The other day at the park my 2.5 year old daughter decided she would climb the ropes, too the top I may add, she’s never done it before but she just got up and did it, didn’t question it that morning when she woke because she didn’t even know we were going to the park. 

The next day she attempted the rock climbing wall, she’s never done that one before either but she did it.


I guess unlike adults children just get up and do things in the moment weather they Fail or fall.

Jess x 

Putting on the child like lens

‘That’s the trouble with the world, they all grow up’ – Walt Disney 

We can’t always have control over what life throws at us… This week I’ve been learning to enjoy the simple moments with my children, the everyday moments, the mundane crap…. And it’s amazing you know the feeling you get from knowing how happy they are because your just spending time with them, nothing extrodinary, your just there by their side enjoying the little things. 

Behind the scenes, the part your children don’t see we have pressure from work, colleagues, friends, family, then we have the curve balls that life throws and we wonder how we are going to make it through, but somehow we do. Yet on the Homefront my children look to me with small eyes and gesturing hands “come on mummy, come and play” they have no idea what’s going through my head.. And I must admit sometimes neither do I. 

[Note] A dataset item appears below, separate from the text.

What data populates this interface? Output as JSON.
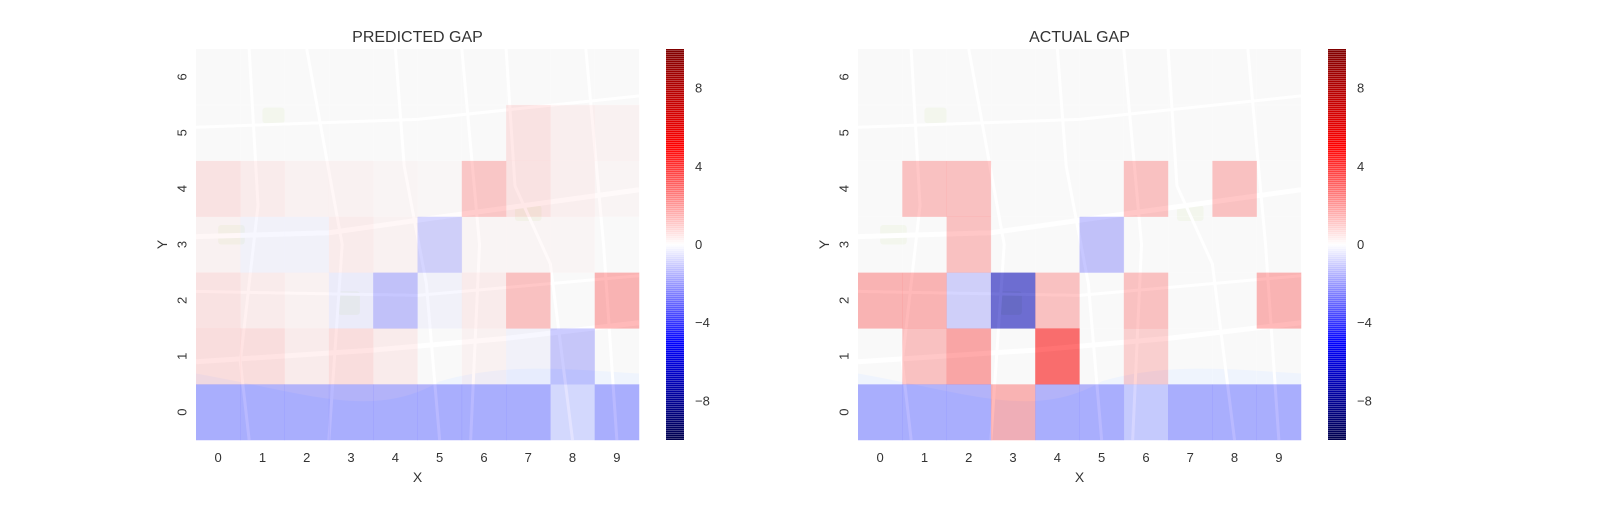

The parenting gig is tough, and if you have children yourself that’s no new news right there. Too often we struggle with self doubt, are we doing ok? Are we involved enough? Are we setting a good example? How did we measure up to social media today?

The pressure of perfection is always luring to meet the standards from the bar society sets. 

But you know despite all that, despite those wanting to measure to perfection moments, those curve balls, those bills our children see straight past it because they don’t have those responsibilities yet. However for us playing the parent role it sucks because sometimes we lose sight of what really matters, the simple family moments that ground us and feed us. 

Imagine if we could learn to let go in the moment if not all the time! Put on the child like lens at the park, drop the thought of how your going to pay that bill, how your going to face the next curve ball and for once just embrace the simple things. Forget measuring up to people, forget that it was a shitty day and just let it go. 

Do it for your children, but do it for yourself!

Because after all life doesn’t have to be perfect to be beautiful.